27.09.2001

Terrorakte und Kriegserklärungen

Das sind auch Probleme: Wenn die Kinder von Linken beim Patriotismus nicht abseits stehen wollen.

Von Lotta Suter

Stell den Fernseher ab! umarme deinen Sohn / deine Tochter, und lass dich vor allem auf keine Warum-Fragen ein», raten US-amerikanische Psychologen uns Eltern seit dem 11. September. Die Ostküstenzeitung «Boston Globe» rät bei jüngeren Kindern zur Turtle-Technik, zur Schildkrötenstellung: Kopf einziehen, unter den Panzer kriechen – jetzt fühlen wir uns geschützt und sicher. Wer mit Jugendlichen zu tun hat, soll sich den positiven Retterfiguren in dieser Tragödie zuwenden: Politisch konservativere Stimmen meinen damit den Präsidenten und die Regierung, liberalere KollegInnen die Feuerwehrleute und Polizisten, die in New York für andere ihr Leben riskiert und oft genug verloren haben. Und dann ist da natürlich das generationenübergreifende Identifikationsangebot der blauweissroten Fahne: am Auto, Taxi und Schulbus, vor Haus, Kirche und Schule, auf Friedhof und Sportplatz, in der Gärtnerei dazu der Schriftzug: «Amerika, zeige deine Grösse, Büsche und Bäume die Hälfte.»

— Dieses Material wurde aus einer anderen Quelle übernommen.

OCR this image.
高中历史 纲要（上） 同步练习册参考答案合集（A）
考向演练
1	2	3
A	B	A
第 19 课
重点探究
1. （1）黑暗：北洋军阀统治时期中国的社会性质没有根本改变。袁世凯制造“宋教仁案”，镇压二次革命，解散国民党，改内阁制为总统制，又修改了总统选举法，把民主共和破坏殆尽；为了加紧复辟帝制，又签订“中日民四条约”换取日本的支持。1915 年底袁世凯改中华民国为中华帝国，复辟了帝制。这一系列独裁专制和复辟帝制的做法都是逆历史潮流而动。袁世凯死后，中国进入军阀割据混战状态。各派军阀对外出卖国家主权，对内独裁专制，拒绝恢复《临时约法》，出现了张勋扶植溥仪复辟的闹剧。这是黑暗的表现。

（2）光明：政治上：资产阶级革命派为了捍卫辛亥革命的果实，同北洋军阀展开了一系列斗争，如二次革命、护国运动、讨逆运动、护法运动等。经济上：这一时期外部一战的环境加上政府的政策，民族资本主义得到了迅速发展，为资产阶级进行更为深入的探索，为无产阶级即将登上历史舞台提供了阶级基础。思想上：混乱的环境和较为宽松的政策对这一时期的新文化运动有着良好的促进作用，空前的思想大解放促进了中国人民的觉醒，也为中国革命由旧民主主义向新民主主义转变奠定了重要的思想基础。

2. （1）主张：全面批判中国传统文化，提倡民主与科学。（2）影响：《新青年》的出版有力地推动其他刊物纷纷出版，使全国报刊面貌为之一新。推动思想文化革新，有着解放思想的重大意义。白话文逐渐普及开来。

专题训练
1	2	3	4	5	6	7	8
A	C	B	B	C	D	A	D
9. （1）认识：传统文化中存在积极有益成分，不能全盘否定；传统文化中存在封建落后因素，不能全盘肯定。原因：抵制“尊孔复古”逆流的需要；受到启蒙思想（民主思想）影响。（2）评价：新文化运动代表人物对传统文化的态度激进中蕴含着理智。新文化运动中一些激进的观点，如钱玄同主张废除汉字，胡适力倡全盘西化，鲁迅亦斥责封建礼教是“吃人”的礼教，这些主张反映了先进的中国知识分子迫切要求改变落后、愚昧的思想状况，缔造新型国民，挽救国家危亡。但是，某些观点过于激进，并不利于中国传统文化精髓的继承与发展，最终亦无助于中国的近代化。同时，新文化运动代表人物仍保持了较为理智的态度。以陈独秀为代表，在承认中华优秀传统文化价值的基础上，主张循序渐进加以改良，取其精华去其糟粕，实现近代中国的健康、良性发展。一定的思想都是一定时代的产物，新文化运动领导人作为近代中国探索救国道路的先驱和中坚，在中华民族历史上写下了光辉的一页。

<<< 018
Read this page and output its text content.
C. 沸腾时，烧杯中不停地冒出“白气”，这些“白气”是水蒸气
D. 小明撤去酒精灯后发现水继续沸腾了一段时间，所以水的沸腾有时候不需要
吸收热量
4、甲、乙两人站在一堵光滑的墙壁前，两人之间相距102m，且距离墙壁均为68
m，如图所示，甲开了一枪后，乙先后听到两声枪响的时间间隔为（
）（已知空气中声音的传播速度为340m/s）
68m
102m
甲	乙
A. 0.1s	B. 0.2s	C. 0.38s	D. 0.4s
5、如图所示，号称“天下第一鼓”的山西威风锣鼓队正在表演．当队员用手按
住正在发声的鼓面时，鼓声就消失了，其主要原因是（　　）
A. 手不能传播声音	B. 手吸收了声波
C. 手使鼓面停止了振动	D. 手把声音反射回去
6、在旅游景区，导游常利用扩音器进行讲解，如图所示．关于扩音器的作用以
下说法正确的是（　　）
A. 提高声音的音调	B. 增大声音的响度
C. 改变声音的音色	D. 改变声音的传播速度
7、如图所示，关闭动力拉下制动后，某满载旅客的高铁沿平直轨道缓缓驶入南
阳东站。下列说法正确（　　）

Auch die dreizehnjährige Tochter der prominenten linken Kolumnistin Katha Pollit will eine Fahne aus dem Fenster ihres New Yorker Apartments hängen; als Zeichen der Zusammengehörigkeit, als Ehrung der Opfer von Manhattan, als Nein zum Terrorismus. Ihre Mutter erklärt – mit ausserordentlich viel Hintergrundwissen, aber ohne emotionale Überzeugungskraft –, dass sie selber, für die Vietnam noch persönliche Geschichte ist, die Fahne bloss als Zeichen von Chauvinismus, Repression, Krieg und Rache sehen kann.

Meine eigenen Teenage-Töchter fühlen sich nicht wohl im Fahnenmeer und haben, im Kleinstaat Schweiz aufgewachsen, kein Verständnis für das Machtgehabe der Superpower. Als «aliens», als Zugezogene, haben sie mit ihrer Kritik bei den Gleichaltrigen aber kaum eine Chance; bei der Mehrheit gelten sie von vornherein als unamerikanisch.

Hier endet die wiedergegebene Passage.